From: CPEO Moderator <cpeo@cpeo.org>
Date: Wed, 5 Jul 2000 09:36:08 -0700 (PDT)
Reply: cpeo-brownfields
Subject: [CPEO-BIF] $1 Million in Keil Penalty Money Spurs Redevelopment of Superfund S
Contact: Russ Grunden 
Phone: 317-232-8499 
Email: rgrunden@dem.state.in.us 
For Immediate Release: Jun 29, 2000 

$1 Million in Keil Penalty Money Spurs Redevelopment of Superfund Site 

The City of Hammond's environment and economy will get a $1 million boost
from penalty money collected from Keil Chemical's parent company, Ferro
Corp., for environmental violations.

The city will use the money to help clean up the 76-acre Industrial Fuel &
Asphalt (IF&A) brownfield site. Once restored, the property will be
available for economic development.

"It is rewarding when fines collected from those who pollute their
communities' air, water and land are reinvested in those communities," said
IDEM Commissioner Lori F. Kaplan. "Using penalty money to restore
brownfield sites like this one promotes a healthy environment and a healthy
economy, which are critical components of any community's quality of life."

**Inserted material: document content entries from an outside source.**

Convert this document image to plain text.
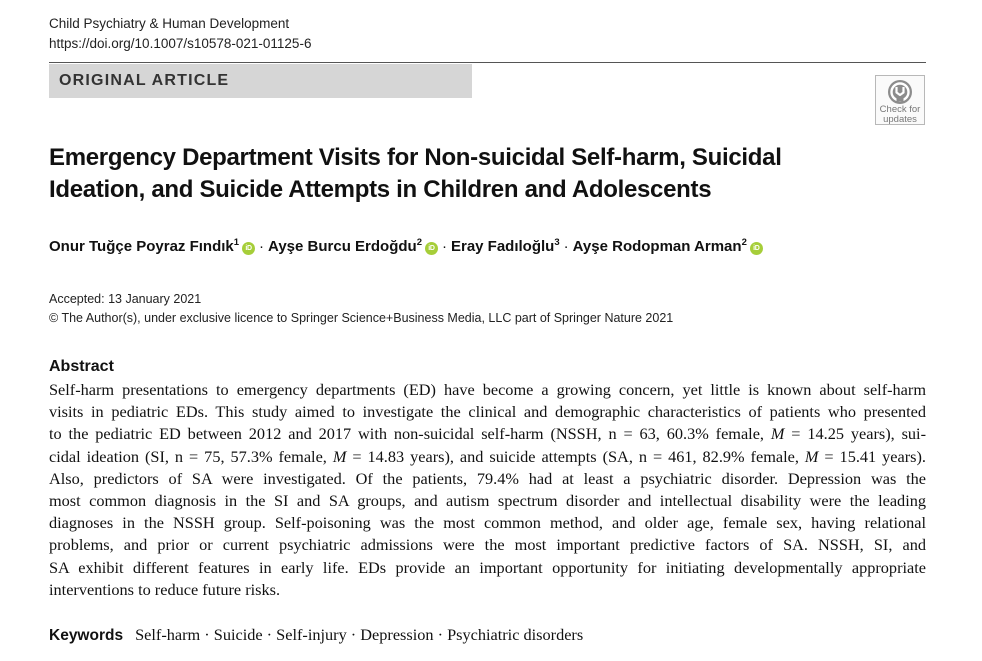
Child Psychiatry & Human Development
https://doi.org/10.1007/s10578-021-01125-6
ORIGINAL ARTICLE
Check for
updates
Emergency Department Visits for Non-suicidal Self-harm, Suicidal
Ideation, and Suicide Attempts in Children and Adolescents
Onur Tuğçe Poyraz Fındık$^1$iD · Ayşe Burcu Erdoğdu$^2$iD · Eray Fadıloğlu$^3$ · Ayşe Rodopman Arman$^2$iD
Accepted: 13 January 2021
© The Author(s), under exclusive licence to Springer Science+Business Media, LLC part of Springer Nature 2021
Abstract
Self-harm presentations to emergency departments (ED) have become a growing concern, yet little is known about self-harm
visits in pediatric EDs. This study aimed to investigate the clinical and demographic characteristics of patients who presented
to the pediatric ED between 2012 and 2017 with non-suicidal self-harm (NSSH, n = 63, 60.3% female, M = 14.25 years), sui-
cidal ideation (SI, n = 75, 57.3% female, M = 14.83 years), and suicide attempts (SA, n = 461, 82.9% female, M = 15.41 years).
Also, predictors of SA were investigated. Of the patients, 79.4% had at least a psychiatric disorder. Depression was the
most common diagnosis in the SI and SA groups, and autism spectrum disorder and intellectual disability were the leading
diagnoses in the NSSH group. Self-poisoning was the most common method, and older age, female sex, having relational
problems, and prior or current psychiatric admissions were the most important predictive factors of SA. NSSH, SI, and
SA exhibit different features in early life. EDs provide an important opportunity for initiating developmentally appropriate
interventions to reduce future risks.
Keywords Self-harm · Suicide · Self-injury · Depression · Psychiatric disorders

Brownfields are abandoned properties that cannot be developed due to real
or perceived contamination. They tend to be eyesores that discourage
commercial or residential development near them. And their nonproductive
status deprives communities of much-needed tax dollars used to support
essential public services, like police and fire protection.

The Hammond cleanup site consists of two brownfield parcels: the 30-acre
IF&A site and an adjacent 46-acre plot known as the Myers' property. IF&A
was the 2,000th Superfund site to be identified in the United States.

When the fines were announced in 1996, then-Lt. Gov. Frank O'Bannon and
Gov. Evan Bayh pledged that the funds would be reinvested on environmental
remediation projects in the two communities. IDEM and East Chicago are
developing a project in that city.

The cleanup will be conducted under IDEM's Voluntary Remediation Program.
The program allows any site owner or prospective site owner to clean up
contamination with assurances that remediated areas will not be subject to
future IDEM enforcement actions.

"We are committed to improving quality of life in Indiana communities,"
Commissioner Kaplan said. "Returning this money to Hammond will provide
residents with a cleaner, healthier environment and create new recreational
and economic development opportunities."